Marguerite, à demi honteuse, prit le bras de Félicie, regarda le jeune homme qui rougit et qui sortit du parloir en saisissant Jean par contenance. Quand ils furent tous les quatre dans le jardin, Félicie et Jean allèrent de leur côté, quittèrent Marguerite, qui, restée presque seule avec le jeune de Solis, le mena devant le buisson de tulipes invariablement arrangé de la même façon, chaque année, par Lemulquinier.

—Aimez-vous les tulipes? demanda Marguerite après être demeurée pendant un moment dans le plus profond silence sans qu’Emmanuel parût vouloir le rompre.

—Mademoiselle, c’est de belles fleurs, mais pour les aimer, il faut sans doute en avoir le goût, savoir en apprécier les beautés.
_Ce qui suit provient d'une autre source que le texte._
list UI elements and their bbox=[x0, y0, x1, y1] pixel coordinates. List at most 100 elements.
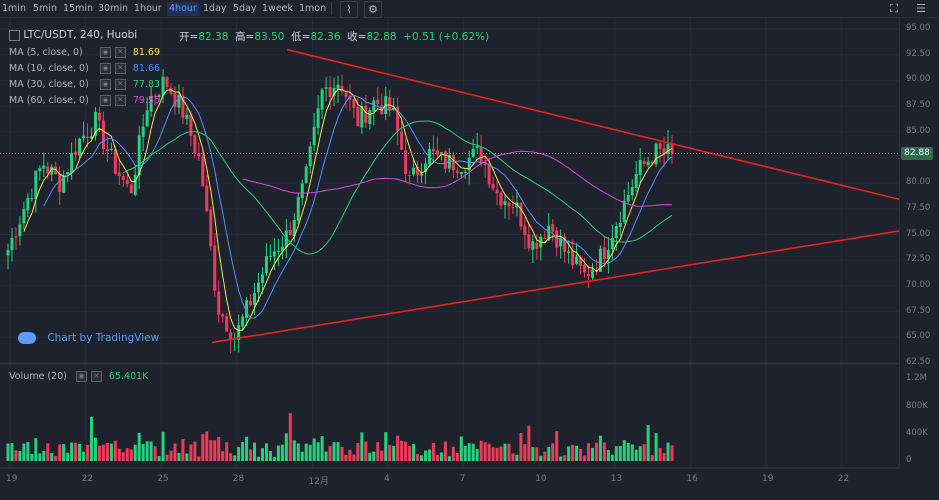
date-tick-label: 7 bbox=[459, 474, 466, 484]
close-icon[interactable]: ✕ bbox=[90, 371, 102, 382]
timeframe-1week[interactable]: 1week bbox=[262, 3, 294, 14]
candle-body bbox=[14, 236, 18, 238]
timeframe-1min[interactable]: 1min bbox=[2, 3, 26, 14]
price-axis[interactable] bbox=[899, 18, 939, 468]
volume-bar bbox=[86, 445, 90, 461]
tradingview-watermark[interactable]: Chart by TradingView bbox=[18, 332, 159, 350]
eye-icon[interactable]: ◉ bbox=[99, 79, 111, 90]
candle-body bbox=[316, 108, 320, 128]
eye-icon[interactable]: ◉ bbox=[99, 47, 111, 58]
volume-bar bbox=[471, 443, 475, 461]
date-tick-label: 19 bbox=[762, 474, 774, 484]
candle-body bbox=[284, 230, 288, 248]
volume-bar bbox=[280, 444, 284, 461]
volume-tick-label: 0 bbox=[906, 455, 912, 465]
candle-body bbox=[70, 152, 74, 173]
candle-body bbox=[471, 148, 475, 158]
eye-icon[interactable]: ◉ bbox=[99, 95, 111, 106]
date-tick-label: 28 bbox=[232, 474, 245, 484]
volume-bar bbox=[602, 442, 606, 461]
candle-body bbox=[86, 136, 90, 139]
candle-body bbox=[475, 146, 479, 149]
close-icon[interactable]: ✕ bbox=[114, 63, 126, 74]
ma30-legend[interactable]: MA (30, close, 0) ◉ ✕ 77.83 bbox=[9, 79, 161, 90]
candle-body bbox=[336, 84, 340, 90]
volume-bar bbox=[579, 448, 583, 461]
candle-body bbox=[614, 226, 618, 239]
price-tick-label: 87.50 bbox=[906, 100, 931, 111]
date-tick-label: 4 bbox=[384, 474, 390, 484]
timeframe-1day[interactable]: 1day bbox=[203, 3, 227, 14]
candle-body bbox=[292, 220, 296, 237]
candle-body bbox=[634, 173, 638, 189]
candle-body bbox=[50, 166, 54, 175]
ma60-legend[interactable]: MA (60, close, 0) ◉ ✕ 79.55 bbox=[9, 95, 161, 106]
collapse-legend-icon[interactable] bbox=[9, 29, 20, 41]
candle-body bbox=[396, 106, 400, 131]
candle-body bbox=[519, 202, 523, 227]
volume-bar bbox=[161, 431, 165, 461]
timeframe-5min[interactable]: 5min bbox=[33, 3, 57, 14]
close-icon[interactable]: ✕ bbox=[114, 95, 126, 106]
candle-body bbox=[559, 237, 563, 247]
volume-bar bbox=[614, 446, 618, 461]
layout-icon[interactable]: ☰ bbox=[916, 2, 926, 15]
low-value: 82.36 bbox=[310, 31, 341, 43]
volume-bar bbox=[233, 455, 237, 461]
volume-bar bbox=[420, 455, 424, 461]
timeframe-4hour[interactable]: 4hour bbox=[167, 2, 199, 16]
timeframe-30min[interactable]: 30min bbox=[98, 3, 129, 14]
volume-bar bbox=[320, 436, 324, 461]
volume-bar bbox=[388, 444, 392, 461]
fullscreen-icon[interactable]: ⛶ bbox=[890, 2, 898, 15]
volume-bar bbox=[6, 443, 10, 461]
timeframe-15min[interactable]: 15min bbox=[63, 3, 94, 14]
candle-body bbox=[54, 166, 58, 175]
volume-bar bbox=[606, 449, 610, 461]
volume-legend[interactable]: Volume (20) ◉ ✕ 65.401K bbox=[9, 371, 149, 382]
candle-body bbox=[495, 189, 499, 194]
candle-body bbox=[161, 76, 165, 96]
close-icon[interactable]: ✕ bbox=[114, 79, 126, 90]
volume-bar bbox=[105, 443, 109, 461]
candle-body bbox=[109, 148, 113, 150]
gear-icon[interactable]: ⚙ bbox=[364, 1, 382, 18]
toolbar-divider bbox=[331, 2, 332, 15]
volume-bar bbox=[435, 455, 439, 461]
ma10-legend[interactable]: MA (10, close, 0) ◉ ✕ 81.66 bbox=[9, 63, 161, 74]
volume-bar bbox=[93, 437, 97, 461]
timeframe-1mon[interactable]: 1mon bbox=[299, 3, 327, 14]
candle-body bbox=[268, 255, 272, 257]
candle-body bbox=[38, 167, 42, 172]
volume-bar bbox=[284, 433, 288, 461]
volume-bar bbox=[527, 425, 531, 461]
candle-body bbox=[392, 107, 396, 110]
price-tick-label: 70.00 bbox=[906, 279, 931, 290]
area-chart-icon[interactable]: ⌇ bbox=[340, 1, 358, 18]
volume-bar bbox=[316, 442, 320, 461]
candle-body bbox=[503, 201, 507, 205]
candle-body bbox=[606, 250, 610, 260]
candle-body bbox=[260, 274, 264, 284]
candle-body bbox=[583, 264, 587, 273]
candle-body bbox=[280, 246, 284, 252]
volume-bar bbox=[551, 443, 555, 461]
volume-bar bbox=[129, 449, 133, 461]
candle-body bbox=[423, 163, 427, 173]
timeframe-1hour[interactable]: 1hour bbox=[134, 3, 162, 14]
volume-bar bbox=[34, 438, 38, 461]
ma5-legend[interactable]: MA (5, close, 0) ◉ ✕ 81.69 bbox=[9, 47, 161, 58]
eye-icon[interactable]: ◉ bbox=[75, 371, 87, 382]
candle-body bbox=[642, 161, 646, 164]
timeframe-5day[interactable]: 5day bbox=[233, 3, 257, 14]
date-tick-label: 22 bbox=[81, 474, 94, 484]
candle-body bbox=[575, 256, 579, 264]
candle-body bbox=[26, 197, 30, 211]
eye-icon[interactable]: ◉ bbox=[99, 63, 111, 74]
volume-bar bbox=[463, 445, 467, 461]
close-icon[interactable]: ✕ bbox=[114, 47, 126, 58]
candle-body bbox=[650, 162, 654, 164]
candle-body bbox=[66, 172, 70, 175]
candle-body bbox=[451, 155, 455, 171]
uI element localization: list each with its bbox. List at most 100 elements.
Ces fleurs m’éblouissent. L’habitude du travail, dans la sombre petite chambre où je demeure, près de mon oncle, me fait sans doute préférer ce qui est doux à la vue.
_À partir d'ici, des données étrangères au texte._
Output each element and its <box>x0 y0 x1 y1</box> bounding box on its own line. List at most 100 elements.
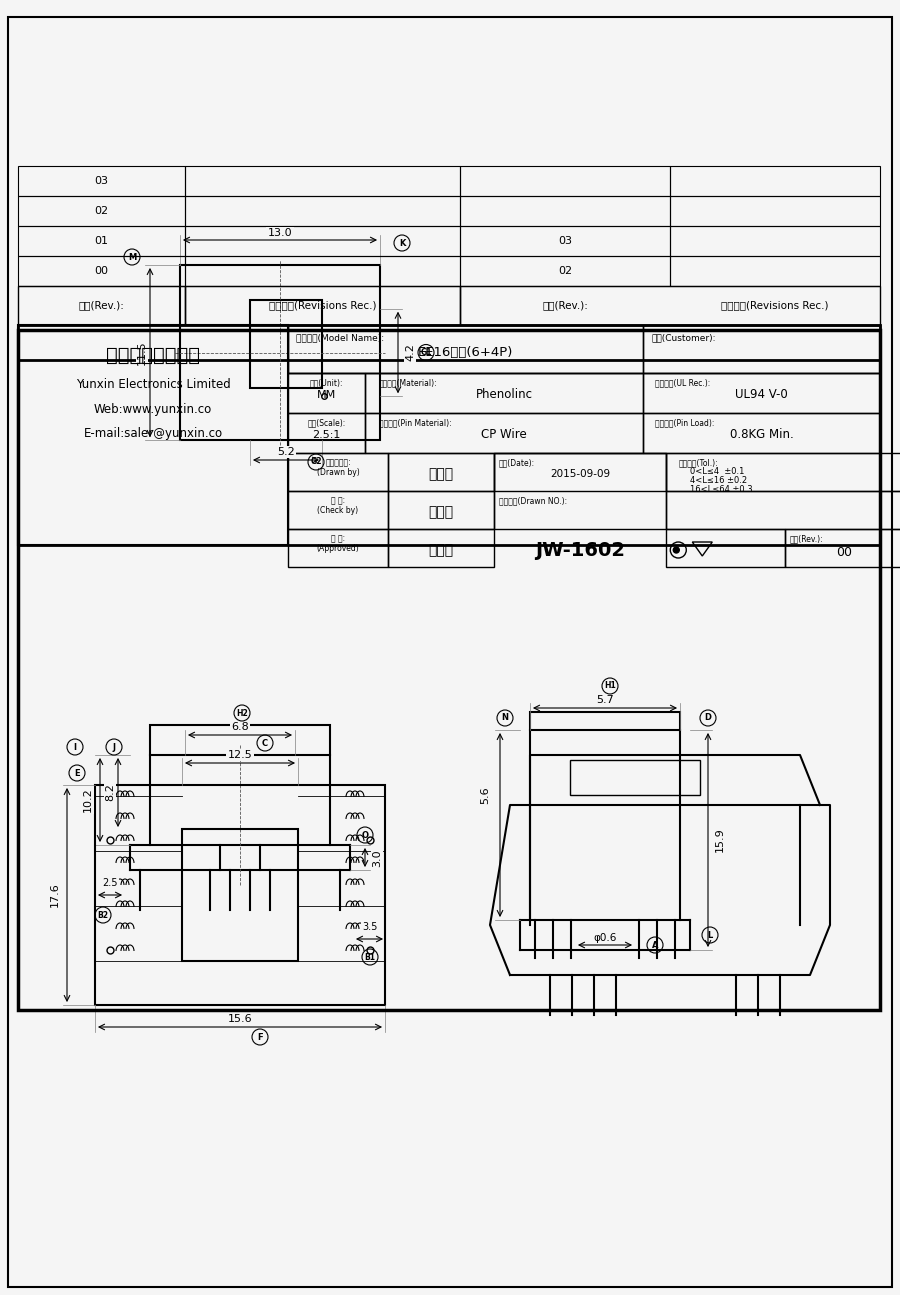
Text: 03: 03 <box>94 176 109 186</box>
Bar <box>18 227 185 256</box>
Text: 0.8KG Min.: 0.8KG Min. <box>730 429 794 442</box>
Text: 防火等级(UL Rec.):: 防火等级(UL Rec.): <box>655 378 710 387</box>
Bar <box>18 286 185 325</box>
Text: A: A <box>652 940 658 949</box>
Text: 刘水强: 刘水强 <box>428 467 454 480</box>
Text: 核 准:
(Approved): 核 准: (Approved) <box>317 534 359 553</box>
Bar <box>388 453 494 491</box>
Bar <box>460 196 670 227</box>
Text: N: N <box>501 714 508 723</box>
Text: M: M <box>128 253 136 262</box>
Bar <box>288 413 365 453</box>
Text: 02: 02 <box>558 265 572 276</box>
Text: 针脚拉力(Pin Load):: 针脚拉力(Pin Load): <box>655 418 715 427</box>
Text: H2: H2 <box>236 708 248 717</box>
Bar <box>670 227 880 256</box>
Text: Yunxin Electronics Limited: Yunxin Electronics Limited <box>76 378 230 391</box>
Text: 02: 02 <box>94 206 109 216</box>
Text: 产品编号(Drawn NO.):: 产品编号(Drawn NO.): <box>499 496 567 505</box>
Text: 针脚材质(Pin Material):: 针脚材质(Pin Material): <box>379 418 452 427</box>
Bar <box>460 166 670 196</box>
Text: 校 对:
(Check by): 校 对: (Check by) <box>318 496 358 515</box>
Text: L: L <box>707 931 713 939</box>
Text: 15.9: 15.9 <box>715 828 725 852</box>
Bar <box>18 166 185 196</box>
Text: 8.2: 8.2 <box>105 783 115 800</box>
Bar <box>288 453 388 491</box>
Text: 2.5:1: 2.5:1 <box>312 430 341 440</box>
Bar <box>666 528 785 567</box>
Bar <box>185 256 460 286</box>
Text: 01: 01 <box>94 236 109 246</box>
Bar <box>460 227 670 256</box>
Bar <box>185 286 460 325</box>
Text: O: O <box>362 830 368 839</box>
Text: φ0.6: φ0.6 <box>593 932 616 943</box>
Text: 张生坤: 张生坤 <box>428 543 454 557</box>
Text: B2: B2 <box>97 910 109 919</box>
Bar <box>785 528 900 567</box>
Bar <box>288 373 365 413</box>
Bar <box>288 491 388 528</box>
Bar <box>288 325 644 373</box>
Text: E: E <box>74 768 80 777</box>
Bar <box>365 373 644 413</box>
Text: I: I <box>74 742 76 751</box>
Text: CP Wire: CP Wire <box>482 429 527 442</box>
Text: J: J <box>112 742 115 751</box>
Bar <box>182 829 298 961</box>
Bar <box>18 325 288 545</box>
Text: 规格描述(Model Name):: 规格描述(Model Name): <box>296 333 384 342</box>
Bar <box>185 196 460 227</box>
Text: 4.2: 4.2 <box>405 343 415 361</box>
Text: 3.0: 3.0 <box>372 850 382 866</box>
Text: 日期(Date):: 日期(Date): <box>499 458 535 467</box>
Bar <box>644 413 880 453</box>
Text: Phenolinc: Phenolinc <box>475 388 533 401</box>
Bar <box>388 491 494 528</box>
Bar <box>460 256 670 286</box>
Text: 00: 00 <box>94 265 109 276</box>
Bar <box>185 227 460 256</box>
Text: 客户(Customer):: 客户(Customer): <box>652 333 716 342</box>
Text: 2015-09-09: 2015-09-09 <box>550 469 610 479</box>
Bar <box>18 360 880 1010</box>
Text: H1: H1 <box>604 681 616 690</box>
Text: Web:www.yunxin.co: Web:www.yunxin.co <box>94 404 212 417</box>
Text: 00: 00 <box>836 545 852 558</box>
Text: UL94 V-0: UL94 V-0 <box>735 388 788 401</box>
Text: 单位(Unit):: 单位(Unit): <box>310 378 343 387</box>
Bar <box>250 300 322 387</box>
Text: F: F <box>257 1032 263 1041</box>
Text: 5.2: 5.2 <box>277 447 295 457</box>
Bar <box>530 712 680 730</box>
Bar <box>95 785 385 1005</box>
Bar <box>18 330 880 1010</box>
Text: 13.0: 13.0 <box>267 228 293 238</box>
Bar <box>570 760 700 795</box>
Bar <box>180 265 380 440</box>
Bar <box>365 413 644 453</box>
Bar <box>460 286 880 325</box>
Text: 韦景川: 韦景川 <box>428 505 454 519</box>
Bar <box>670 166 880 196</box>
Bar <box>18 325 880 545</box>
Bar <box>288 325 880 373</box>
Text: 一般公差(Tol.):: 一般公差(Tol.): <box>678 458 718 467</box>
Text: 3.5: 3.5 <box>363 922 378 932</box>
Bar <box>18 196 185 227</box>
Text: 10.2: 10.2 <box>83 787 93 812</box>
Text: C: C <box>262 738 268 747</box>
Bar <box>185 166 460 196</box>
Text: 修改记录(Revisions Rec.): 修改记录(Revisions Rec.) <box>269 300 376 311</box>
Text: 11.5: 11.5 <box>137 341 147 365</box>
Text: 版本(Rev.):: 版本(Rev.): <box>78 300 124 311</box>
Bar <box>288 528 388 567</box>
Text: 17.6: 17.6 <box>50 883 60 908</box>
Bar <box>666 491 900 528</box>
Bar <box>670 256 880 286</box>
Text: 版本(Rev.):: 版本(Rev.): <box>789 534 824 543</box>
Text: 本体材质(Material):: 本体材质(Material): <box>379 378 437 387</box>
Text: 0<L≤4  ±0.1: 0<L≤4 ±0.1 <box>690 467 744 477</box>
Text: JW-1602: JW-1602 <box>535 540 625 559</box>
En disant ces derniers mots, il contempla Marguerite, mais sans que ce regard plein de confus désirs contînt aucune allusion à la blancheur mate, au calme, aux couleurs tendres qui faisaient de ce visage une fleur.

—Vous travaillez donc beaucoup? reprit Marguerite en conduisant Emmanuel sur un banc de bois à dossier peint en vert. D’ici, dit-elle en continuant, vous ne verrez pas les tulipes de si près, elle vous fatigueront moins les yeux. Vous avez raison, ces couleurs papillotent et font mal.

—A quoi je travaille? répondit le jeune homme après un moment de silence pendant lequel il avait égalisé sous son pied le sable de l’allée. Je travaille à toutes sortes de choses. Mon oncle voulait me faire prêtre...

—Oh! fit naïvement Marguerite.

—J’ai résisté, je ne me sentais pas de vocation. Mais il m’a fallu beaucoup de courage pour contrarier les désirs de mon oncle. Il est si bon, il m’aime tant! il m’a dernièrement acheté un homme pour me sauver de la conscription, moi, pauvre orphelin.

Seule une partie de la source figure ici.